Im Dokument Der islamische Faschismus (Seite 100-106)

Parallel zu den tiefgreifenden Entwicklungen im Norden versuchte auch auf der arabischen Halbinsel ein Mann das Denken radikal zu »reformieren«:

Muhammad ibn Abd al-Wahhab (1703–1792), der Gründer der Wahhabiten-Bewegung, forderte, alles Unislamische aus dem Alltag, der Gesellschaft und dem Denken zu verbannen. Die buchstabengetreue Auslegung des Koran sollte verpflichtend werden, alle Nichtgläubigen und selbst

muslimische Mystiker sollten bekämpft werden.

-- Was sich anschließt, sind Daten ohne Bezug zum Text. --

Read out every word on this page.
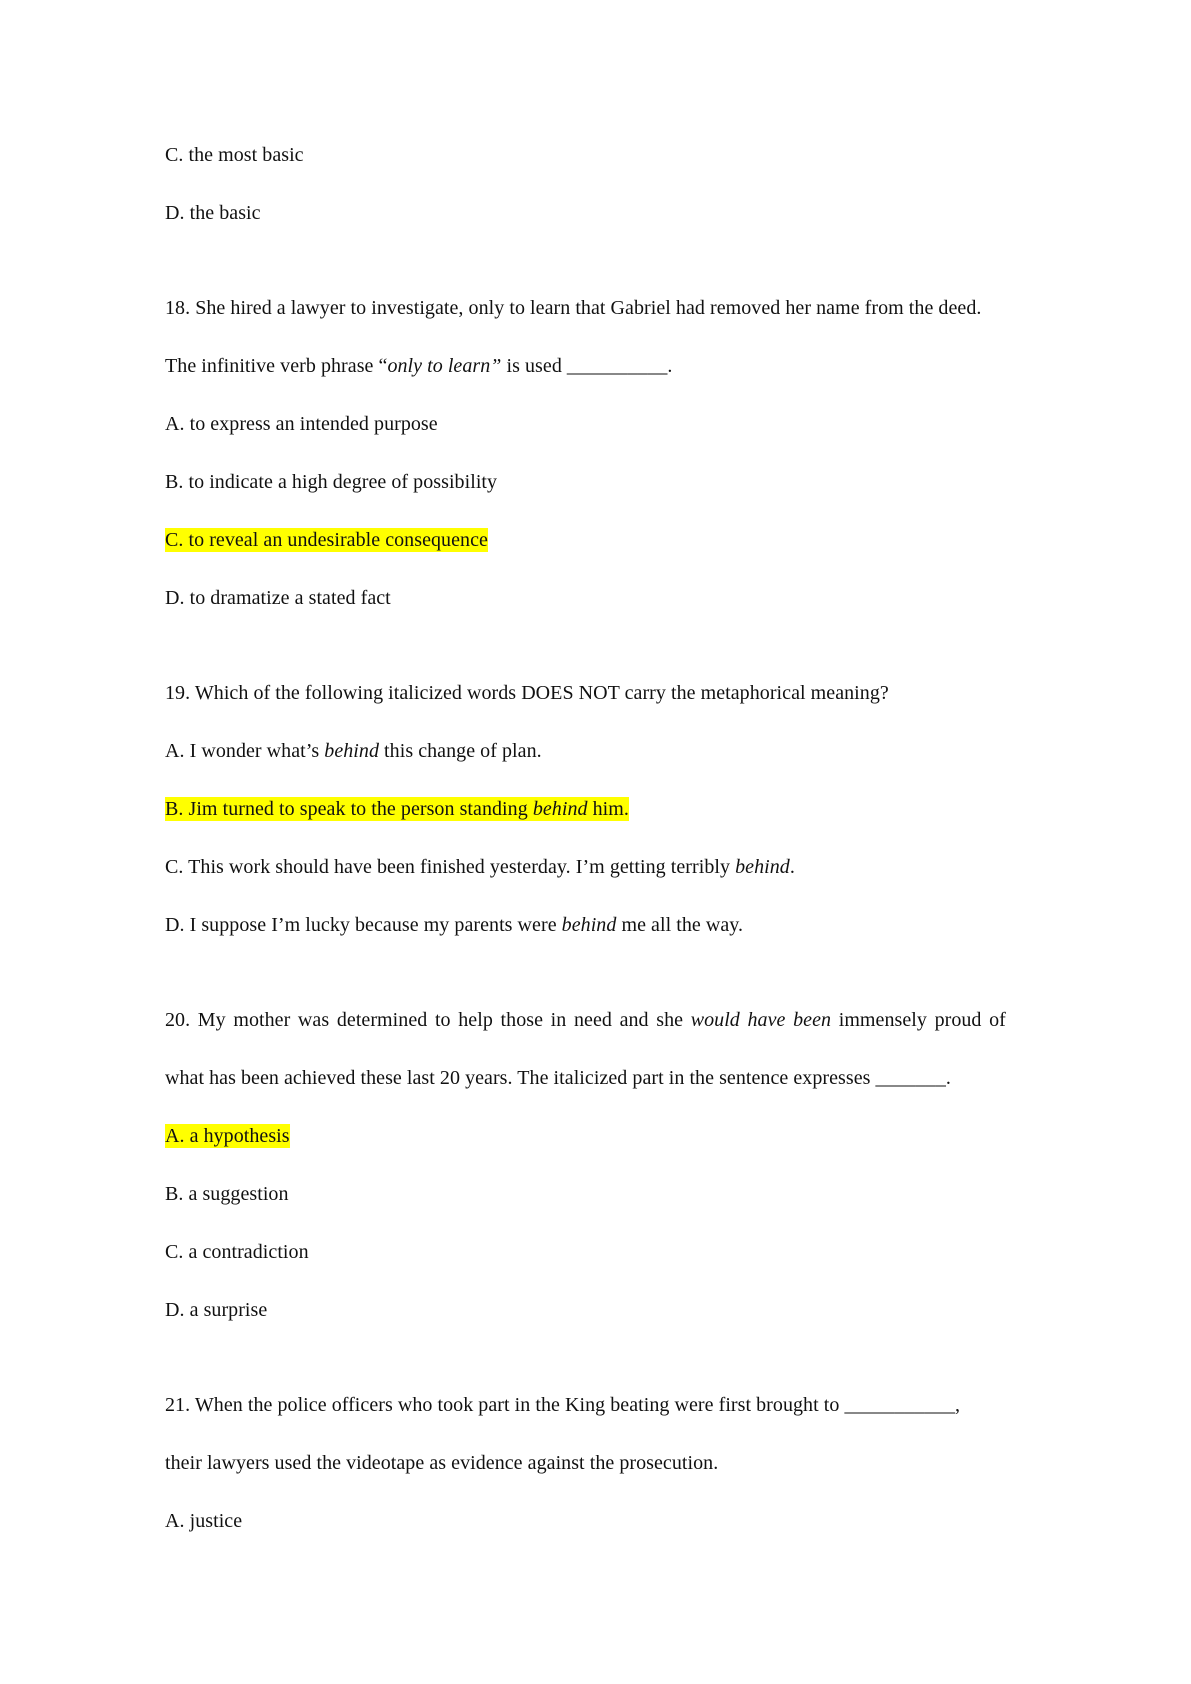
C. the most basic
D. the basic
18. She hired a lawyer to investigate, only to learn that Gabriel had removed her name from the deed.
The infinitive verb phrase “only to learn” is used __________.
A. to express an intended purpose
B. to indicate a high degree of possibility
C. to reveal an undesirable consequence
D. to dramatize a stated fact
19. Which of the following italicized words DOES NOT carry the metaphorical meaning?
A. I wonder what’s behind this change of plan.
B. Jim turned to speak to the person standing behind him.
C. This work should have been finished yesterday. I’m getting terribly behind.
D. I suppose I’m lucky because my parents were behind me all the way.
20. My mother was determined to help those in need and she would have been immensely proud of
what has been achieved these last 20 years. The italicized part in the sentence expresses _______.
A. a hypothesis
B. a suggestion
C. a contradiction
D. a surprise
21. When the police officers who took part in the King beating were first brought to ___________,
their lawyers used the videotape as evidence against the prosecution.
A. justice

Geradezu ironisch mutet es an, dass die Bewegung ihren Ansatz tajdid nannte, »Erneuerung«.

Das Konzept basierte auf der Prophezeiung des Propheten, dass Allah den Muslimen alle hundert Jahre einen mujaddid schicken würde, der den Glauben erneuert. Erneuerung bedeutet in diesem Zusammenhang indes ein Zurück-zu-den-Wurzeln. Als der ägyptische Herrscher Muhammad Ali Pascha diese Bewegung Anfang des 19. Jahrhunderts zerschlagen wollte, weil sie seinen Modernisierungsversuchen im Weg stand, wurde er von den Engländern daran gehindert. Die britische Krone verbündete sich mit dem Stamm der Saudis; eine in mancherlei Hinsicht unheilsame Allianz, die nach wie vor andauert.

Bis heute sind die Wahhabiten Verbündete des saudischen Königshauses.

Sie legitimieren die Macht der Monarchen und dürfen als Gegenleistung die Bildung und die religiöse Erziehung im Land bestimmen. Auch als

Moralwächter dürfen die Wahhabiten durch die Straßen Saudi-Arabiens gehen und »Sünder« verhaften; Männer, die sich während der Zeiten des Gebets auf der Straße befinden, oder Frauen, deren Schleier ein wenig verrutscht ist.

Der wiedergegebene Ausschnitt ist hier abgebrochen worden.